Yield: Around 20 kibbeh, depending on size
Brown the meat and onions in a small sauce pan, add the spices and water, and simmer for 20 minutes. Drain the meat and allow to cool while preparing the dough. Taste and adjust the seasonings.
Mix dough ingredients, adding water (first the rinse water and augmenting with more if needed) as needed for a firm, not dry, consistency. Put dough in kibbeh machine, cut 4" lengths, close at 1 end, use a bit of water to seal. Fill with meat, and close the other end with a damp finger. The kibbeh can be fried immediately or frozen for later frying. If you freeze them, do so in a single layer, covered tightly, on a cookie sheet. To fry the kibbeh, heat oil in a deep pot, and fry a few at a time until brown and crisp.

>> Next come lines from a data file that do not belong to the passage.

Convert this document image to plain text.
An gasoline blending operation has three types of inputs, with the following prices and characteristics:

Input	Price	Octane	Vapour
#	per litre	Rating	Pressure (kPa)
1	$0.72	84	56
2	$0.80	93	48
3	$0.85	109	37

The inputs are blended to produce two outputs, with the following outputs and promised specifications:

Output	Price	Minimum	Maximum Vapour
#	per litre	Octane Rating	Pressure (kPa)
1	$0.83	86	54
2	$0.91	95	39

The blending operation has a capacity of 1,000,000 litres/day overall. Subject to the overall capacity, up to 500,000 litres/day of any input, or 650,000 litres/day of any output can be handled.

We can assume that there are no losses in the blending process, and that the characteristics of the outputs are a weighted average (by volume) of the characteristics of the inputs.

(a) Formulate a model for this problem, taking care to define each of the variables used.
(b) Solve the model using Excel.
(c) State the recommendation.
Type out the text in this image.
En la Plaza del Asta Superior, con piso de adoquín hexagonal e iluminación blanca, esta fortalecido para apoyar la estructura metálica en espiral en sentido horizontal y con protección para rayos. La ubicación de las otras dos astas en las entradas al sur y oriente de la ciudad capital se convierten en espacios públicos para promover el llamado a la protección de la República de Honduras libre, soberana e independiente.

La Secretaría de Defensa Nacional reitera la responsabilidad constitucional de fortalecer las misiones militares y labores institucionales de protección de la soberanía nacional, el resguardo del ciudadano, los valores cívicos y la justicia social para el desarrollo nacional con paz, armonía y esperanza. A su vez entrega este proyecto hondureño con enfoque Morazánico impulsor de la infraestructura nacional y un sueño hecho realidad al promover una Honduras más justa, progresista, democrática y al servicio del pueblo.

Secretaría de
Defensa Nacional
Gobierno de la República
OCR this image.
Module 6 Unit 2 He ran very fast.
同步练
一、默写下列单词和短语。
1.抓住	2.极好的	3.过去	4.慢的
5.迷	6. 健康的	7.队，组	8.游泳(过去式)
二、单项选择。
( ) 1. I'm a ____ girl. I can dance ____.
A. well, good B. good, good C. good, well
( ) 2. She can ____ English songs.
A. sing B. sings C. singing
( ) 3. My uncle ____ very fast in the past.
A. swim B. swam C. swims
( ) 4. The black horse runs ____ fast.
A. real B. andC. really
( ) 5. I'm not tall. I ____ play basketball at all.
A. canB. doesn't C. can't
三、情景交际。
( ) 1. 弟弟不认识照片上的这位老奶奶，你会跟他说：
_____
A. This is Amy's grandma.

Machine and parts: The kibbeh attachments are available at Mansura, in Brooklyn, New York, between 2nd and 3rd on King's Highway.
If you do not have a kibbeh attachment or machine, you can try your luck at the traditional method. The object is to prepare a shell as narrow and as even as possible, about the length of your forefinger. Take an egg-sized piece of the kibbeh dough in the palm of your left hand. Using your right forefinger, make a hole in the dough, and slowly mold the dough around the right forefinger with the left hand to make a torpedo-shaped hollow shell, closed at one end (where the right forefinger tip is). Use a moistened finger to smooth any cracks. Fill with the assistance of a small, narrow spoon, and close the end of the kibbeh with a moistened finger, smoothing the entire length. Freeze for later or fry as above.
Serve kibbeh arranged in neatly layered rows on a large tray, accompanied by humous, tehina, and Israeli tomato/cucumber salad.